Frage: Wer war Melchisedek? Glauben Sie nicht, dass es der Herr selbst war?

Antwort: Melchisedek, König von Salem, ein Priester Gottes, von dem wir in 1. Mose 14 und Hebräer 7 lesen, war eine wirkliche geschichtliche Persönlichkeit und nicht der Sohn Gottes selbst. Wir lesen, dass er „ dem Sohn Gottes verglichen“ wird (Heb 7,3). Wäre er der Sohn Gottes selbst gewesen, so hätte er Ihm nicht verglichen, das heißt nicht in Bezug auf seine Ähnlichkeit gegenüber gestellt werden können. –

Die Ähnlichkeit zwischen Melchisedek und dem Sohn Gottes besteht zunächst darin, dass er, wie Christus, König und Priester zugleich war. Als König war Melchisedek ein „König der Gerechtigkeit“, wie sein Name auf Deutsch lautet und der in Salem (deutsch: Friede) thronte. Als Priester aber hören wir von keinem Vorgänger und Nachfolger Melchisedeks im Amt. Er war, bildlich gesprochen, „ohne Vater, ohne Mutter, ohne Geschlechtsregister“; und so steht auch das Hohepriestertum Christi einzigartig da; es ist ein einmaliges, unübertragbares, ewiges Priestertum; es ist keine bloße Fortsetzung eines früheren Priestertums, und es hat auch keine Fortsetzung.

Prophetisch hat die Handlung Melchisedeks, der Abraham entgegenkommt, um ihm nach seinem heftigen Kämpfen und Siegen mit Brot und Wein zu erquicken, Bezug auf die gesegnete Erscheinung Christi, nachdem der treue Überrest der Juden die Zeiten der Trübsal und Kämpfe siegreich bestanden haben wird; es werden dann die „Zeiten der Erquickung“ kommen, „vom Angesicht des Herrn“, wie es Petrus den Juden verhieß (Apg 3,20). In der dann folgenden herrlichen Zeit Israels und Judas (im Tausendjährigen Reich) wird Jesus (der Messias) sowohl „König der Gerechtigkeit und des Friedens“, als auch Hoherpriester sein, wie es einst schon Melchisedek zu Salem und auch Salomo war. Wenn der Herr sagt: „Abraham, euer Vater, frohlockte, dass er meinen Tag sehen sollte, und er sah ihn und freute sich“ (Joh 8,56), so denkt Er an den „Tag des Herrn“, worunter die Heilige Schrift manchmal nur das Tausendjährige Reich versteht. Der Herr Jesus Christus wird im Tausendjährigen Reich, also an „Seinem Tag“, auf der ganzen Erde, vornehmlich aber von Seinem Volk Israel, als Priester und als König der Gerechtigkeit und des Friedens anerkannt sein. – Wann aber sah Abraham diesen Tag? Natürlich kann der den Tag nur vorbildlich gesehen haben, und zwar als ihm, nach ernsten Kämpfen mit heidnischen Völkern, Melchisedek segnend entgegen kam (1. Mo 14,18).

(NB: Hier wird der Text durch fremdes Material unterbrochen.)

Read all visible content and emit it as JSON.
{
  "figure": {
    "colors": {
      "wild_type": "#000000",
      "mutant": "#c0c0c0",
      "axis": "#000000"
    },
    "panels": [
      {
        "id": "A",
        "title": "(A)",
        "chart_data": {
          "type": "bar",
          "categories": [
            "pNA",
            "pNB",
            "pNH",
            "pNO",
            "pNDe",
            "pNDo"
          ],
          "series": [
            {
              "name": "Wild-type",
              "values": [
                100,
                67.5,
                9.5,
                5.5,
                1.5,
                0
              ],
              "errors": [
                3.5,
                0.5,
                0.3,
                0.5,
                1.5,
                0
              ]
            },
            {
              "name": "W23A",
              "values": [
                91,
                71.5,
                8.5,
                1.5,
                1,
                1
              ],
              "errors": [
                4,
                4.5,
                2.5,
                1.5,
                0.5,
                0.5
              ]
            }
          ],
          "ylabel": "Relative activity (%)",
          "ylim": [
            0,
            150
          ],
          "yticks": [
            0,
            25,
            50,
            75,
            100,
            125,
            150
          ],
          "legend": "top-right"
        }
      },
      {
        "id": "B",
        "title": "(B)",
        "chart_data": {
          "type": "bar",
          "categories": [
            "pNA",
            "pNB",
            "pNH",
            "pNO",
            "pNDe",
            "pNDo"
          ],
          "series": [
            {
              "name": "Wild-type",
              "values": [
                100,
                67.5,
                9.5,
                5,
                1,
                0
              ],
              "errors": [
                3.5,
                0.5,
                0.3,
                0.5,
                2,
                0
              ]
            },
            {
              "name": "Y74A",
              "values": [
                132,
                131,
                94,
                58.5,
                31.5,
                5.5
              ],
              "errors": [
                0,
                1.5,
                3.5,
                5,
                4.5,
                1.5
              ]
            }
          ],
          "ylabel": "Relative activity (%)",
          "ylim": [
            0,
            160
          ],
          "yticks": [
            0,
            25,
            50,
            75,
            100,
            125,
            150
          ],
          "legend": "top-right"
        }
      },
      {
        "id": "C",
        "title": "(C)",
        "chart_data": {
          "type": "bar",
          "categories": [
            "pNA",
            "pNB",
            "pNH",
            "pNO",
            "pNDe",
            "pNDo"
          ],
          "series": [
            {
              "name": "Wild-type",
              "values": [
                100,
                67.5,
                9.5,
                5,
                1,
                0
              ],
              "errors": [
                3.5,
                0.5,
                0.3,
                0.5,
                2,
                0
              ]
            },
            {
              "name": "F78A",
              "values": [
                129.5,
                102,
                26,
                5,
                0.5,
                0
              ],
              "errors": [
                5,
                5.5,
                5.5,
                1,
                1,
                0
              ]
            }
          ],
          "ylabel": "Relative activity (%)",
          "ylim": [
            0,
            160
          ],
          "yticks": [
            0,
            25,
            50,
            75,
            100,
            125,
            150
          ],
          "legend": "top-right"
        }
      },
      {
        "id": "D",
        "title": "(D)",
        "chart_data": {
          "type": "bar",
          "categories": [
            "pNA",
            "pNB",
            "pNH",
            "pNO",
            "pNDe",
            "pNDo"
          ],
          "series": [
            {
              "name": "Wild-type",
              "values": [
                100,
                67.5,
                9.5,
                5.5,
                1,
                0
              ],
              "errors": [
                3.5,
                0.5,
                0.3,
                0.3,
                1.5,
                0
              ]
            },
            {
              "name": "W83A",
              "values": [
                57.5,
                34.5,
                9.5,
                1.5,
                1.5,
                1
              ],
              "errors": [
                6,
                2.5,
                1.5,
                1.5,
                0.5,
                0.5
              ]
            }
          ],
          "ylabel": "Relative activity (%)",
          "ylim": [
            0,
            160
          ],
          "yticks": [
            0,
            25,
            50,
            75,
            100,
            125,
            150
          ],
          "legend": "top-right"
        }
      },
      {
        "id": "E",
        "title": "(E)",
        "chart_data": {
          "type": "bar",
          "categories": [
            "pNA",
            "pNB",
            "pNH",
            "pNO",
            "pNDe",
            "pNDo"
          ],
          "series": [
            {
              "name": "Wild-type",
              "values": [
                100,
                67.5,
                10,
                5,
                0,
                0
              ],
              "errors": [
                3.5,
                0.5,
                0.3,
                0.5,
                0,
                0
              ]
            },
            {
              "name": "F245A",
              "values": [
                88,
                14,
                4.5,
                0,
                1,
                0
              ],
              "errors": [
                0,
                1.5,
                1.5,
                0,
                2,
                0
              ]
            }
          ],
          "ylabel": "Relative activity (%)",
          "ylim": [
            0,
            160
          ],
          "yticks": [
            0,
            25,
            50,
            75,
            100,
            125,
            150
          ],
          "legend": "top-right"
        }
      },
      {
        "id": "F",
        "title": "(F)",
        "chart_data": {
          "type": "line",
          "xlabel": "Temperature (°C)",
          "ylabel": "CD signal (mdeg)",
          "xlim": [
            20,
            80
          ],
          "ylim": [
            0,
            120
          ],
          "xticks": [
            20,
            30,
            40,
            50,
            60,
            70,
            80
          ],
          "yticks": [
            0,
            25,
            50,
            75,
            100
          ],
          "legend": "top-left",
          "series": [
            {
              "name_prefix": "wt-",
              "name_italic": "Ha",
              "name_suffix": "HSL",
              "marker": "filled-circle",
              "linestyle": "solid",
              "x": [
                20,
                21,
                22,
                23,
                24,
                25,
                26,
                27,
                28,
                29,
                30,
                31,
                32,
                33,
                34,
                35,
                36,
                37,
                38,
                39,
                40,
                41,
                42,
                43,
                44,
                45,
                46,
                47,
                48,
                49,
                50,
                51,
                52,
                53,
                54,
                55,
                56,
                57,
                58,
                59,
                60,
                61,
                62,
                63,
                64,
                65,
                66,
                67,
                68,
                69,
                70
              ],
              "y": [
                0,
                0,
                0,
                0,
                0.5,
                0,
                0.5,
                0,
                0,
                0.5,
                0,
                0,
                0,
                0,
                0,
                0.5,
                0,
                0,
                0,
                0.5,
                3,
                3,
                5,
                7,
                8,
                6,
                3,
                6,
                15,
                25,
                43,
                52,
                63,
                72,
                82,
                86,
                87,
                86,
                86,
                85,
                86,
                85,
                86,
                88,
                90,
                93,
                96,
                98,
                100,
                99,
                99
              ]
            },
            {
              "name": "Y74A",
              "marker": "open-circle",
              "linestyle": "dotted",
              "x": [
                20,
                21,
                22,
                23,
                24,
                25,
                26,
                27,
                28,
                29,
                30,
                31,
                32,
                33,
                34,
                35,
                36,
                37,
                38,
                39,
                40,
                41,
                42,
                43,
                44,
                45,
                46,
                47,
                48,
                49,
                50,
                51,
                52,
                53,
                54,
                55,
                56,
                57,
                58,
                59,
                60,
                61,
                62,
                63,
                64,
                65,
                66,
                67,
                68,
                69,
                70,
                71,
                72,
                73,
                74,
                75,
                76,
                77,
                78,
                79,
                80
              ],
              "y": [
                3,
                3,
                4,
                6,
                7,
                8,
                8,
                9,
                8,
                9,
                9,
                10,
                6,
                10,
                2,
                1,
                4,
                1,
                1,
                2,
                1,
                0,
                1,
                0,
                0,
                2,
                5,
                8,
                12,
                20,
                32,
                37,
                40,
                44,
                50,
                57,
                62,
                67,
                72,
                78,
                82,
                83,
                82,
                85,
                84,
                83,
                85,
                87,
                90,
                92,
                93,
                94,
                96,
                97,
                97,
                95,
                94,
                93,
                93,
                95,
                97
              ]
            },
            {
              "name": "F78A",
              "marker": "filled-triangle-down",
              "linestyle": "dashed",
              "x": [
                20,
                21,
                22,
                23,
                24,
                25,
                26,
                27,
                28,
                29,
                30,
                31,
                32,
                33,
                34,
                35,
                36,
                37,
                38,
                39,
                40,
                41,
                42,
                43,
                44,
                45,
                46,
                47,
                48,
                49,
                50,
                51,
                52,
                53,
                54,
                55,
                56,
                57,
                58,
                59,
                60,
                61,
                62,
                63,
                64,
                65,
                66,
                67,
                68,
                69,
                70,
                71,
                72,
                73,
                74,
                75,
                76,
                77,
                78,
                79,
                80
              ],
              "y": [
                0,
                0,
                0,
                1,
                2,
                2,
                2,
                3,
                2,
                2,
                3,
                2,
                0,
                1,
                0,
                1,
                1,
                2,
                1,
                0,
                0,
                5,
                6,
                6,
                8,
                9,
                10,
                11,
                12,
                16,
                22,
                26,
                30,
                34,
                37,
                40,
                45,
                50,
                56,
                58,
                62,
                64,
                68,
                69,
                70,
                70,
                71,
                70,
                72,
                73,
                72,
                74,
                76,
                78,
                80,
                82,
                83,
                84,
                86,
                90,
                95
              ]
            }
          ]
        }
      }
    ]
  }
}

Erwähnen will ich noch, dass manche Ausleger meinen, dass Abraham den Tag des Herrn sah, als er Isaak, seinen Sohn, opferte und Gott ihn ihm gleichsam aus dem Tod wiedergab, ein Vorbild auf die Auferstehung des Herrn (Heb 11,17–19). Auch sehen manche in dem Brot und dem Wein, die Melchisedek brachte, ein Bild vom Tod Christi, wie bei uns beim Abendmahl des Herrn. So schön der Gedanke ist, ist es doch fraglich, ob er richtig ist. Wahr ist, dass der Tod Christi die Grundlage Seines Tages ist.